幸好在浣衣局也算因禍得福,瘦的幾乎一馬平川。
尤其在稍顯臃腫的冬裝掩飾下,這點問題可以忽略不計。
至于頭發,還是她騙珍珠,說想為裴鉉束發才學會的。
換好衣服后,寧泠不敢耽擱,立刻朝著后院走去。
走至后院,看見停放馬車的地方,寧泠不知東西跨院。
看見有喂馬的仆人,她前去詢問。
等終于從西門離開后,寧泠看著外面的天空,不知怎的想流淚。
她用衣角擦擦眼淚,接著趕去尋找入住的地方了。
客棧一事她早就想過,覺得不可行。
入住客棧,每位客人都要一一登記,她的戶籍信息一旦暴露,裴鉉順藤摸瓜不出一日就會逮住它。
寧泠特意從西跨院的門出來,她選擇此地有許多原因。
她不熟悉地形,沒有路引,連碼頭車行在那都不知道。
她打算花些重金,在附近租房子,畢竟煙花柳巷,說不定能不用戶籍登記。
消息最靈通的地方,往往是人群聚集之地。
她記得小時候大人們就愛在茶樓里喝茶聊天看戲,那里也有很多商販。
寧泠在路邊的攤販處隨意買了一個餅,她的風寒還沒痊愈,嗓子帶著點沙啞,分不清男女。
“大哥,附近可有歇腳喝茶的地方?”寧泠一邊啃著燒餅,一邊問道。
做餅的大哥看了眼寧泠,以為是哪家的讀書郎君出來游玩。
他手上還沾著面粉:“沿著這條路,接著左拐,你就能看見了。

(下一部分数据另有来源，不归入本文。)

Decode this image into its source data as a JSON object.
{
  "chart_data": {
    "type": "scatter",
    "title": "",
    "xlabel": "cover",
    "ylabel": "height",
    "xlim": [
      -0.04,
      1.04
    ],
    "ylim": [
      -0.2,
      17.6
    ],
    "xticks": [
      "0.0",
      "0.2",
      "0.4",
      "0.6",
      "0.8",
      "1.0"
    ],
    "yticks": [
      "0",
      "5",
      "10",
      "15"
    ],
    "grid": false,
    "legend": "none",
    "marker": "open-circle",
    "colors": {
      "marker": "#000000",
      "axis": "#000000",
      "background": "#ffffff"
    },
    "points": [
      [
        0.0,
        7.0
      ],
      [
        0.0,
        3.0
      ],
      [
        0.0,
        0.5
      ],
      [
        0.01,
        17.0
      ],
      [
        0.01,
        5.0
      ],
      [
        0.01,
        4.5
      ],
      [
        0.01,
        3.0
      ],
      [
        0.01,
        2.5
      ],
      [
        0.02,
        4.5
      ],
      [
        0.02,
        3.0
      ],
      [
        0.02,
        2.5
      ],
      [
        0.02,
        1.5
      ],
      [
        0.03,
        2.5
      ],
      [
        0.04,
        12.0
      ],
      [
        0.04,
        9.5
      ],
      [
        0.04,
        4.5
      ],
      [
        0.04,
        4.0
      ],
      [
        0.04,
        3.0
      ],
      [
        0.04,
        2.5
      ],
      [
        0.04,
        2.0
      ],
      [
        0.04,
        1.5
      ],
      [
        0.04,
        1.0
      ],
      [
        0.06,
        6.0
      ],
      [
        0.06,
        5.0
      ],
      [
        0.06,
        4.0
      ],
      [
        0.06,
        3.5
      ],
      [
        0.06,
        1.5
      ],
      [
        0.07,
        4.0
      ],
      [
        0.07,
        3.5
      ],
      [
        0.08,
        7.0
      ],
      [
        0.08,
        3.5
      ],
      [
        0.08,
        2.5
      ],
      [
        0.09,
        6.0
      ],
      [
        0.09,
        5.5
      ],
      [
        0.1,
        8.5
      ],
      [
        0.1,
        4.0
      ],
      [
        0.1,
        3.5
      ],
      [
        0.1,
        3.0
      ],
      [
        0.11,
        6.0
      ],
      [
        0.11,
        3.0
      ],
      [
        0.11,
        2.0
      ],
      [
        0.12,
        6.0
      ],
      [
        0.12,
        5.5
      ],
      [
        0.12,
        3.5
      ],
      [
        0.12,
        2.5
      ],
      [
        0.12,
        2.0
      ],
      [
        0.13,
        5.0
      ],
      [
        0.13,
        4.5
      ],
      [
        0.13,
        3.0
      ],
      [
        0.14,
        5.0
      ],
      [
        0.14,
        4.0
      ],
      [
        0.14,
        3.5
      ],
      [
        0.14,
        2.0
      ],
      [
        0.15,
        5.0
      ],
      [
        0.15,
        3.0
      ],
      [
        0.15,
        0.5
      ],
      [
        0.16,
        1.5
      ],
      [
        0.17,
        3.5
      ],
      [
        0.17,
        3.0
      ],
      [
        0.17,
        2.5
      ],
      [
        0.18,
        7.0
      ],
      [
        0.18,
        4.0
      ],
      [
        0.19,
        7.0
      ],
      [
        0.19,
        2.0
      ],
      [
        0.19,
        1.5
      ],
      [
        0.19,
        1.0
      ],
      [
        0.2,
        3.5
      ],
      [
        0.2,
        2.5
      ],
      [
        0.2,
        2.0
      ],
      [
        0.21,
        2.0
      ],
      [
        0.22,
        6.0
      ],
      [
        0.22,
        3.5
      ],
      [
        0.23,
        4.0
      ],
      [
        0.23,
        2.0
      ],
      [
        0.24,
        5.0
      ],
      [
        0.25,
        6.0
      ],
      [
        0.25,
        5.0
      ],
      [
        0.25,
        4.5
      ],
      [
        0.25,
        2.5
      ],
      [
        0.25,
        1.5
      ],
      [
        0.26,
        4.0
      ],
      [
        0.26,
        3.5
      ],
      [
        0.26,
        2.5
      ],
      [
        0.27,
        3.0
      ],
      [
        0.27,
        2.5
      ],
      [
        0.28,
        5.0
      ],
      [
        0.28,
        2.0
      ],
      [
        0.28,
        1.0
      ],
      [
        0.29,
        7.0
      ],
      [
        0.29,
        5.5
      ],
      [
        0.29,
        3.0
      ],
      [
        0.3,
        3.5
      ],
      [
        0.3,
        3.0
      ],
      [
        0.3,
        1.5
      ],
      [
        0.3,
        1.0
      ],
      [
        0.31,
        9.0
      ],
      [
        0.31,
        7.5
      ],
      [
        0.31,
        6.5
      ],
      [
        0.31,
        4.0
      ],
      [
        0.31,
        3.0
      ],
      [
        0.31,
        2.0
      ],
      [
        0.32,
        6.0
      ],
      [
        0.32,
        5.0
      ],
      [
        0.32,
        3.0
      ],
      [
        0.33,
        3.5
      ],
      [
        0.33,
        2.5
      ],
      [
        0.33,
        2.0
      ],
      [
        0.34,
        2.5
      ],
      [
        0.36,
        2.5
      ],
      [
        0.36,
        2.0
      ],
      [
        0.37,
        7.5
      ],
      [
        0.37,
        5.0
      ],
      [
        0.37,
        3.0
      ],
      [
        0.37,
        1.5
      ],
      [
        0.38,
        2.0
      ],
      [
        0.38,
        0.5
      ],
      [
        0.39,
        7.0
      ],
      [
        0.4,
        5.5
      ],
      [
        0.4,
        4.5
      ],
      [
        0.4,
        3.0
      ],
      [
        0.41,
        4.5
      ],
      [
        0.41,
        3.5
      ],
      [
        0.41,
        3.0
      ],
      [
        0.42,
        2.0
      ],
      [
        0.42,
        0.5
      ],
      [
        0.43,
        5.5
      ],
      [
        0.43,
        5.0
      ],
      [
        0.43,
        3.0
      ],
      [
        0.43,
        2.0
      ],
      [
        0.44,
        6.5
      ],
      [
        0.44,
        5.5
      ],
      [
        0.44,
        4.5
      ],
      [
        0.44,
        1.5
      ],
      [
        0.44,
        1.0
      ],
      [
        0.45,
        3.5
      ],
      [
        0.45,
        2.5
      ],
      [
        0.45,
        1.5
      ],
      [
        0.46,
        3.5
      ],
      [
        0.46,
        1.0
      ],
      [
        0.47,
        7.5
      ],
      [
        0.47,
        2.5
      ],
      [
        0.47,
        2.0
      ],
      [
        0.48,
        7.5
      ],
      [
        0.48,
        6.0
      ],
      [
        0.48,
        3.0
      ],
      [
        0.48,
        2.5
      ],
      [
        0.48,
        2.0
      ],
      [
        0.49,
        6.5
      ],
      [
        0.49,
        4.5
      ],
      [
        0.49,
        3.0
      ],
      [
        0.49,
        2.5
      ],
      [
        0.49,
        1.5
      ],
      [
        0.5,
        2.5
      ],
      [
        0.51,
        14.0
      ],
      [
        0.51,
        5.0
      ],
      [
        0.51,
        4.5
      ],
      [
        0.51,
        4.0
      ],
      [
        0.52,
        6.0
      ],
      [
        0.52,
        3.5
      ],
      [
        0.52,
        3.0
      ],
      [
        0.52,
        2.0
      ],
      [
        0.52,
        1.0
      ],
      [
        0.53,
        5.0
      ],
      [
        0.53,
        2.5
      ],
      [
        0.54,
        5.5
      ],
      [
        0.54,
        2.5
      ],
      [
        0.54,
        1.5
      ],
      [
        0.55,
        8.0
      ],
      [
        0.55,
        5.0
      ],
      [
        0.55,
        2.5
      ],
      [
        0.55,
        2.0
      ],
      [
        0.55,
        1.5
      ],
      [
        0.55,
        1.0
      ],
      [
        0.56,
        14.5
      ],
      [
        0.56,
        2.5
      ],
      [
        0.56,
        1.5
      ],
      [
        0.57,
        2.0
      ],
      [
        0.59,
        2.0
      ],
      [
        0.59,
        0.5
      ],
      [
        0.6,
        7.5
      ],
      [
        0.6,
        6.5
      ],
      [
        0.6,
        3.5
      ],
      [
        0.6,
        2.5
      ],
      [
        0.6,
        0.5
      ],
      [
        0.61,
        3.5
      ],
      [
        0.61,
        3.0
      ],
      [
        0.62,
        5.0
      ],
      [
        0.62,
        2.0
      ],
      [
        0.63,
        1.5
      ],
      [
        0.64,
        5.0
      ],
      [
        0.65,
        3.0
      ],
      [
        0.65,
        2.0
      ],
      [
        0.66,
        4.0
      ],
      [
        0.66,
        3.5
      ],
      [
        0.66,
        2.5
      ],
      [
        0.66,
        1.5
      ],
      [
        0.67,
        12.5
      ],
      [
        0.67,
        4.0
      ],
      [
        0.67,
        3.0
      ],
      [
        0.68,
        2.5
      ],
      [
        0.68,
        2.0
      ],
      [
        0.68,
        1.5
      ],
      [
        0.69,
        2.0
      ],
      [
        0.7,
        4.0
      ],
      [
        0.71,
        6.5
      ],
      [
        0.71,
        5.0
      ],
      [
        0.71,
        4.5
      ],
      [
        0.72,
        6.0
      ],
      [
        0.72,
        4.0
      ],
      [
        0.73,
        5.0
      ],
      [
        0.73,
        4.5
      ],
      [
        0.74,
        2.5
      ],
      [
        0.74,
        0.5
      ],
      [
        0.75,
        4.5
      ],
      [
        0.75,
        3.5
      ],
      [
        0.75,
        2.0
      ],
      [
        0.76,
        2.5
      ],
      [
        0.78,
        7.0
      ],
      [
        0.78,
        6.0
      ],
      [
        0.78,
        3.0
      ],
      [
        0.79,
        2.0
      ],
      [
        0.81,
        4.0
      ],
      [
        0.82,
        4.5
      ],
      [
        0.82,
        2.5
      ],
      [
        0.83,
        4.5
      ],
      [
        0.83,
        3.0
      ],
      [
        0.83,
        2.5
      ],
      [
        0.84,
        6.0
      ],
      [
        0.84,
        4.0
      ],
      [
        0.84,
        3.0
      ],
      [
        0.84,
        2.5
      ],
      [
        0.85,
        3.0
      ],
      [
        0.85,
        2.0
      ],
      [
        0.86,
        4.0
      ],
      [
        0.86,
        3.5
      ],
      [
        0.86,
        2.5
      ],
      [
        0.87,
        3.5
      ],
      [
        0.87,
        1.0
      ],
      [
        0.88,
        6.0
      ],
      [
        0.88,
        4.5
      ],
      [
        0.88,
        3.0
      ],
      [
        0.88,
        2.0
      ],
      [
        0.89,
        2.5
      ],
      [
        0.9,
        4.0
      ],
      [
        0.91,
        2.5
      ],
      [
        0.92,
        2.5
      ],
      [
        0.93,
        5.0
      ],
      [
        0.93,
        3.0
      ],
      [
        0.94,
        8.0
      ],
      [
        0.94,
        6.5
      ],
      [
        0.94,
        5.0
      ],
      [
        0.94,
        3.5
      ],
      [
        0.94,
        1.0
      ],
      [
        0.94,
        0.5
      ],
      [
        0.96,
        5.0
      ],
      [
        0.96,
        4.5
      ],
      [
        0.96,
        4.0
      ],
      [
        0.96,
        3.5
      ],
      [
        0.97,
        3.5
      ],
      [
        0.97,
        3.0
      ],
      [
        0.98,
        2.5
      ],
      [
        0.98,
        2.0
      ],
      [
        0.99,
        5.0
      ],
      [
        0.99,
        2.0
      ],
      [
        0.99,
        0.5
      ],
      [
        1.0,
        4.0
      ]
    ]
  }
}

”
寧泠點點頭后離開。
她沿路去尋,果然找到一家茶樓。
茶樓有兩層樓,一樓大廳內基本座無虛席,許多人在那,忙著店小二添茶倒水,腳不沾地。
寧泠進去尋了一個空位,隨意點了一壺茶。
趁著跑堂的茶博士前來沏茶時,寧泠隨意地拿出碎銀子放在桌上:“不知小哥知道,這附近那里租房合適?”
茶博士笑呵呵地拿走銀子:“小的認識幾個相熟的房牙子,不知郎君的需求是什么?”
寧泠:“只是租一處閑暇玩樂之地,我不想太過于聲張。”
她又拿出一塊銀子放在桌子上。
茶博士嘿嘿地笑了聲,瞧著這位郎君是個正經的讀書人,沒想到腦筋都用在這上面了。
這里靠近花街柳市,所謂玩樂不過是狎、妓。
文人墨客向來又自視清高,多半不喜那糟亂之處。